Harper argued that Obama is trailing Canada by two years in moving against coal-fired plants and is “taking actions that do not go nearly as far as this government went.”
University of British Columbia professor Kathryn Harrison, a specialist on global climate policies, told the Globe and Mail that Obama’s measures are designed to move the U.S. far ahead of Canada in reducing emissions to 17 percent below 205 levels by 2020, having already reached 7.5 percent.
Alberta’s view
While it waits to see what steps Harper might take, the Alberta government is making independent moves to introduce rules that it hopes will make progress in tipping the scales towards major energy projects, notably export pipelines to serve the U.S., Asia and Europe.
The government’s Alberta Energy Regulator was given authority in April to force companies to conserve excess gases emitted from oil sands operations rather than venting them into the atmosphere or burning them off.

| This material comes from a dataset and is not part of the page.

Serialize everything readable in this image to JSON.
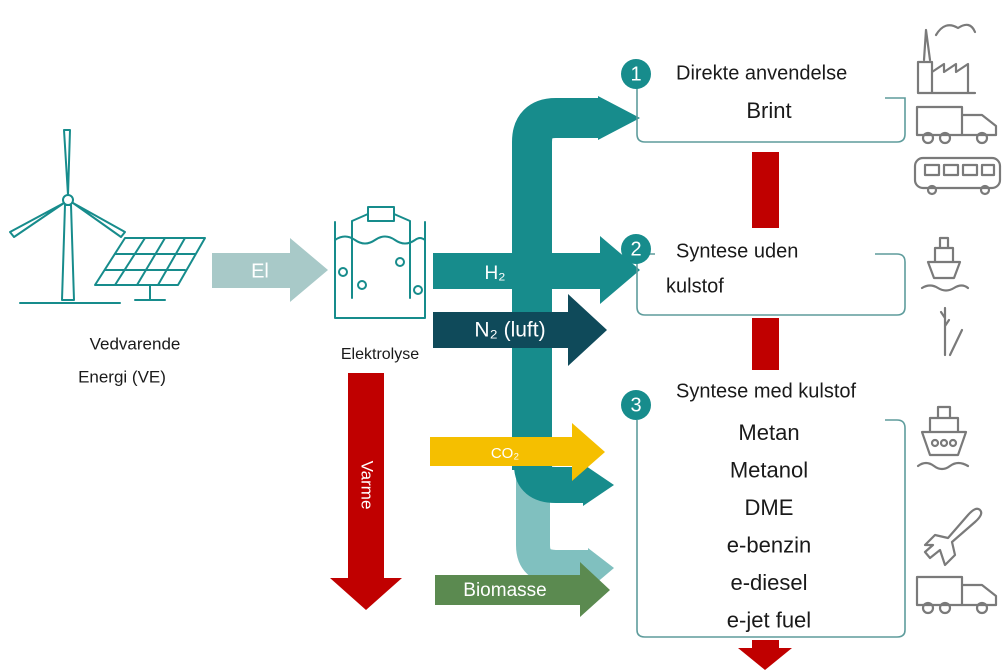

But the rules are confined to facilities identified as a health threat to residents in the oil sands region, notably Native communities, and are not a blanket requirement to eliminate all gas emissions.
Alberta Finance Minister Doug Horner has complained that his province does not get enough credit for the environmental initiatives it has taken, such as a requirement for oil sands producers to reduce GHGs by12 percent per barrel, or pay a penalty of C$15 per metric ton above the cap.

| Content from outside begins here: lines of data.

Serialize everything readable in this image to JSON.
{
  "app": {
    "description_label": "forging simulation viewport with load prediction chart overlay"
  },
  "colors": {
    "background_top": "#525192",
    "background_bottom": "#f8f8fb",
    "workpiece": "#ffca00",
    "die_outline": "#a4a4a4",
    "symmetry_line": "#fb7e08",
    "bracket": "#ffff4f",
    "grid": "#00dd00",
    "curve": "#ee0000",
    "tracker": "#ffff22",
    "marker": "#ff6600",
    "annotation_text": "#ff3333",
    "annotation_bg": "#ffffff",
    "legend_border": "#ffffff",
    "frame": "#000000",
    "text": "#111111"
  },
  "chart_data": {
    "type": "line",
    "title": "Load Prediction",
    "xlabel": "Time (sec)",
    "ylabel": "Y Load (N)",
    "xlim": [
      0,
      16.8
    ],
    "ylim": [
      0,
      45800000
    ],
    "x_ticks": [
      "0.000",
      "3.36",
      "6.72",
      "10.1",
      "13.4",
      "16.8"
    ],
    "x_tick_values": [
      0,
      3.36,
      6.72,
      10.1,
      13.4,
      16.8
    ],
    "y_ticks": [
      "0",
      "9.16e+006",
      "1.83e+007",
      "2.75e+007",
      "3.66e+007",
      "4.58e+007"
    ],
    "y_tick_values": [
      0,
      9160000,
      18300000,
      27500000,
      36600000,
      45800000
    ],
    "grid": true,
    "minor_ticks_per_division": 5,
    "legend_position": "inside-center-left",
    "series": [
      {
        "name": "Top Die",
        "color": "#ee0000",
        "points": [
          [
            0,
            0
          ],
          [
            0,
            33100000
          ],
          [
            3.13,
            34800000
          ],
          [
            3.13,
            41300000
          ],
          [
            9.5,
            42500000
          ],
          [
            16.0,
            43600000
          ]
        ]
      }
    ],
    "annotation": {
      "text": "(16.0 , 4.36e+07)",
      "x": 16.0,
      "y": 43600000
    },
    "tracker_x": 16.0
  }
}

That’s a message the Alberta industry and government continue spreading to lawmakers in Washington, D.C., although the government is confronted with demands to know why it has not yet acted on a proposal floated a year ago to reduce emissions by 40 percent a barrel and to increase the penalty to C$40 per metric ton.
Horner, echoing the federal government, has said the industry is reluctant to endorse those measures until Canada and the United States agree to parallel emissions rules.
Many observers share a view that if Canada wants to turn the tide of XL opposition, it must get serious about overall emissions. Now Obama, without casting his final vote on XL, may have tightened the screws on his northern neighbor.